If you have and inflation and negative rates then this is just a temporary
anomaly in monetary policy. Don't hold the cash. Borrow at fixed rate and
invest risk free.

------
nknealk
This is one take —- 0% or negative interest rates are a signal that future
consumption is more expensive than current consumption.

For example, all my furniture is ~10 years old from Ikea. I’ve always wanted
nicer things. The fence in the back needs some repairs. Maybe I should finally
hire a contractor to fix it.

------
KerryJones
Looking into "averaging down" or "tranching in" and go into SPX. Unless you
know how to thoroughly invest in companies, you're betting on the US economy
recovering at some point.
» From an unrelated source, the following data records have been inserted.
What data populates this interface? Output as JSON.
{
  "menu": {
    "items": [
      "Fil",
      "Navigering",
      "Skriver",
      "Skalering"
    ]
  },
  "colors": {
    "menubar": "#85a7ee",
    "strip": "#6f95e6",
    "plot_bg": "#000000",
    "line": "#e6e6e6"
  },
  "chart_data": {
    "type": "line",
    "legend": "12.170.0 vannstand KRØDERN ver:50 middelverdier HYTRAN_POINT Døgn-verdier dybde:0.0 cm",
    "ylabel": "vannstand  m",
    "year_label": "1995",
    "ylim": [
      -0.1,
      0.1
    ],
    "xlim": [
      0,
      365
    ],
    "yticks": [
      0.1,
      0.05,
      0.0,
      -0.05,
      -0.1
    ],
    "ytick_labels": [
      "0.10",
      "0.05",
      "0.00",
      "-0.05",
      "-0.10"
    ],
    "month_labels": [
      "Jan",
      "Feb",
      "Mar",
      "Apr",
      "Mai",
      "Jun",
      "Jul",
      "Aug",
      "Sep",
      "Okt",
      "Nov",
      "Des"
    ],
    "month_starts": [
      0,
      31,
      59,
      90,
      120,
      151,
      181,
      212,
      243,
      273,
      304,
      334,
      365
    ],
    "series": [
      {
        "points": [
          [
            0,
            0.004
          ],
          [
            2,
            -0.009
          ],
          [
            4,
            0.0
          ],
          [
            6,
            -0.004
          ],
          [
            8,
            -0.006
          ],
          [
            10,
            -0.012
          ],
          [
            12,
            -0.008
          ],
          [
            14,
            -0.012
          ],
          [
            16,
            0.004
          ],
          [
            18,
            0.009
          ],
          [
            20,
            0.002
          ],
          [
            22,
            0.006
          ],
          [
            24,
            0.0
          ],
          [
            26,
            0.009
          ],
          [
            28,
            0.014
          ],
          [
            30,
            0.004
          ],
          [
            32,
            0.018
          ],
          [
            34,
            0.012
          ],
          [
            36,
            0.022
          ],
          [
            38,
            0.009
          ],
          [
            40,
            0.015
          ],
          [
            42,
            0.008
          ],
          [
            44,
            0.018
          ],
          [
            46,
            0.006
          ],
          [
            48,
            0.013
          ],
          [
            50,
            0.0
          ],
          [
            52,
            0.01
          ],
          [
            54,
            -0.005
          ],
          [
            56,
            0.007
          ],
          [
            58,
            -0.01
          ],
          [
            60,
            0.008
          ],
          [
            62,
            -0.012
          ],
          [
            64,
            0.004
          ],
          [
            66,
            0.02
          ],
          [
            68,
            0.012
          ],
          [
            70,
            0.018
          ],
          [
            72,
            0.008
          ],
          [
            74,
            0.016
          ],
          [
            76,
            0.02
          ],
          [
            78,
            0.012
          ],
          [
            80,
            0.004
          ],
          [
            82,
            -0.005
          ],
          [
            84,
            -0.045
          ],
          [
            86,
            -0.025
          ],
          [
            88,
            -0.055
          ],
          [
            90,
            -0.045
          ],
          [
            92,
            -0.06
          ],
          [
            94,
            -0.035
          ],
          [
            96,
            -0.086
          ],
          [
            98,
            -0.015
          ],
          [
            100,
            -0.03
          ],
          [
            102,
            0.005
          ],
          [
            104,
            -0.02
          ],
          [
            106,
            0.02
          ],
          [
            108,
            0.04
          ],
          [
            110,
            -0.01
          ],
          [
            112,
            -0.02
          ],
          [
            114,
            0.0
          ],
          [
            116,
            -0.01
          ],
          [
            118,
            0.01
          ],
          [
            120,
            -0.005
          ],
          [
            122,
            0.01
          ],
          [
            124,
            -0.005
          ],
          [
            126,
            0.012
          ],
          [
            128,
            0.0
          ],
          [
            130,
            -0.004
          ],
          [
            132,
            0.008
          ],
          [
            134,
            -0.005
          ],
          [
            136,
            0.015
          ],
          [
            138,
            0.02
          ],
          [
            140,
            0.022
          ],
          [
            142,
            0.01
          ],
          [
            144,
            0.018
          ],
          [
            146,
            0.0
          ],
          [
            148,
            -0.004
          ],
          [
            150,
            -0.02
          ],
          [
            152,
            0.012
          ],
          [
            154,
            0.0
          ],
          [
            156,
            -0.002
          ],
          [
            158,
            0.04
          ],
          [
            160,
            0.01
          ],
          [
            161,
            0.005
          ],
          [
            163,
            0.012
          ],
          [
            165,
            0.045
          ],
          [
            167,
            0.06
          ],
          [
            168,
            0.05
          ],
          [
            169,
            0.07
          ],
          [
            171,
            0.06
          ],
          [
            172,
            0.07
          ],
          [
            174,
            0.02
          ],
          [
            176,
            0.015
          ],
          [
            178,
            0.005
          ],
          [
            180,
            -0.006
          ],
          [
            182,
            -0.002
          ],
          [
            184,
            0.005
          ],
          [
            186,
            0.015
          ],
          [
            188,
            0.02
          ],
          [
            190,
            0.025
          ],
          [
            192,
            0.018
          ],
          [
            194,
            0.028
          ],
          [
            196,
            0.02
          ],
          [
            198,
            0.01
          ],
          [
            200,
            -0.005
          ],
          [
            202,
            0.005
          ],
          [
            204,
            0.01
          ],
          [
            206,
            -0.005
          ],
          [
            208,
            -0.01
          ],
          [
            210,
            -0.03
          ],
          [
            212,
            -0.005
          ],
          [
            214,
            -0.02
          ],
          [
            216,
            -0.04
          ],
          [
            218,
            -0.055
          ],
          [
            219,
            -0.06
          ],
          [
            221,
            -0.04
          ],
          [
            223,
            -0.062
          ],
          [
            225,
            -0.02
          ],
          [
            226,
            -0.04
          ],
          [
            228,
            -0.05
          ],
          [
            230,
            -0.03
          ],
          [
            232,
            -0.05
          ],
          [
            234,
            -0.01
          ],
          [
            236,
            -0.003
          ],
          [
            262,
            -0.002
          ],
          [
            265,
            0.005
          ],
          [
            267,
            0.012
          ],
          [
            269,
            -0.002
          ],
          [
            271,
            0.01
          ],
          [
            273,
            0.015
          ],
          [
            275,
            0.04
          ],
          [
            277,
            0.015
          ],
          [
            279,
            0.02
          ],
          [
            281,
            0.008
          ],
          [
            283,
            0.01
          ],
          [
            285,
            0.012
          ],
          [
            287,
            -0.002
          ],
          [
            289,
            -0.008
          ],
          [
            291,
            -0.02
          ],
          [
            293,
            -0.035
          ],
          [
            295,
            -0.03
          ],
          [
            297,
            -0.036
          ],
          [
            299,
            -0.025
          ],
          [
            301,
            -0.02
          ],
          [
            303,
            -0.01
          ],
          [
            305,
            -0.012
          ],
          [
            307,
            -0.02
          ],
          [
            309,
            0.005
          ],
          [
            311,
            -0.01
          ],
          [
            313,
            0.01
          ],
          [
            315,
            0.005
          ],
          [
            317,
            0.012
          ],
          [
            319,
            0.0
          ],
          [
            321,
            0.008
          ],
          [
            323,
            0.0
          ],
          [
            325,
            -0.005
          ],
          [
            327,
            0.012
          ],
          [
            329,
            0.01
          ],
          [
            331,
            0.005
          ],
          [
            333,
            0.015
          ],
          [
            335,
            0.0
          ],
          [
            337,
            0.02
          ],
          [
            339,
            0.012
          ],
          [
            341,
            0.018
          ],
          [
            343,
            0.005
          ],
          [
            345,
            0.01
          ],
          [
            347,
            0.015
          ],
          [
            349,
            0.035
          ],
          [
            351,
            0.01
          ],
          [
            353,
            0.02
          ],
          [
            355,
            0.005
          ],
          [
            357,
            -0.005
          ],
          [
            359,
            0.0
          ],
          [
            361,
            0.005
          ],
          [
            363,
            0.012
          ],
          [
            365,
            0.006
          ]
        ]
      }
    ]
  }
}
Statistically significantly higher returns than any
other option out there.

------
hinkley
I’m a fan of investing in myself when inflation is high or rates are low.
Education, or opportunities.

Also a good time to shop for a credit card with a better rate.

------
baybal2
Chinese bonds? Yields were not bad as of late

------
complianceowl
The thing about prospering under negative interest rates is that Epstein
didn't kill himself.

------
RivieraKid
Why does 0% interest rate mean that it's hard to prosper?

------
pontifier
Create value.

------
matt_the_bass
Good question. I’d like to hear people’s thoughts too.